By pushing the price envelope with $1 deals for lunch, operators are creating the same pool of “extreme affordability” customers as in the breakfast segment – customers hooked on products that have undermined guest check averages yet have ironically helped sustain the industry. Respondents to Packaged Facts proprietary survey reveal that interest in lunchtime meals priced under $5 and under $10 is stable across household income brackets, suggesting price sensitivity among a large segment of diners regardless of their personal wages. Respondents aged 18-24 are 60 percent more likely than average to choose a restaurant because it offers meals under $3.

Yet, as in the breakfast daypart, ubiquitous limited time offer lunch meal deals – with their allure to attract new visits and test longer-term menu strategies – and the addition of bundling components could allow restaurants to build up guest check sizes without sacrificing foot traffic, according to the report., which cites as examples Taco Bell’s $2 Meal Deal, which by offering three items for $2 is intended as a twist on the more common 1:1 ratio of items per dollar as featured in jack in the Box’s “Pick 3 for $3” customizable LTO (limited time offer) value meal.
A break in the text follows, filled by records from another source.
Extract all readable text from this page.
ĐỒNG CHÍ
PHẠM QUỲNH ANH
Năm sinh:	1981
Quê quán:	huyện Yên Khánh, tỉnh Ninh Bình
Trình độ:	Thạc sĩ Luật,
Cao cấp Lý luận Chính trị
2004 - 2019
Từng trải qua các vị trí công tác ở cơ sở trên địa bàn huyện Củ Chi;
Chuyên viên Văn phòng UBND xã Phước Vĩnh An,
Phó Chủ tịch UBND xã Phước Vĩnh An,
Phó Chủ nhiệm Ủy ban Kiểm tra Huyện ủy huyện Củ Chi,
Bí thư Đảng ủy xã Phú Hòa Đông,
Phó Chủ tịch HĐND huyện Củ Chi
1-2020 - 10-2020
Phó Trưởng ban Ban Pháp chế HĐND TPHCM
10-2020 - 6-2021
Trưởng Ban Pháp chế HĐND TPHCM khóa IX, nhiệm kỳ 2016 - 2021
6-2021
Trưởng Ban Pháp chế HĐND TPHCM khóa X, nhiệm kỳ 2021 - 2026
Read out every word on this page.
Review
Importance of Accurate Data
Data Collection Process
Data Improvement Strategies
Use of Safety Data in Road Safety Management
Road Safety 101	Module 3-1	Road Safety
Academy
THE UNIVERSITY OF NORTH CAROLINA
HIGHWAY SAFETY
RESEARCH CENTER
Also, as with breakfast, strategies by operators like Denny’s and Bob Evans to place everyday value for quality food at the forefront of their branding initiatives plays well in the family restaurant segment, where value for the money has always been a selling point.

Finally, ingredients are almost as important as price for many consumers when dining out and foodservice operators are confirming guests’ growing interest in better-for-you choices. Customers are seeking positive health benefits from ingredients like fiber and whole grains and menu items featuring more vegetables or fruit but less meat. Packaged Facts’ research suggests that students are more likely than average to be influenced by healthful lunch foodservice offerings, while both men and women are likely to choose a restaurant that offers smaller portion sizes to reduce cost and control calories.

Knowing what consumers want to munch for lunch and what they want to pay is knowledge that can be turned into an advantage in the competition for the critical foodservice dollar by the observant food retailer.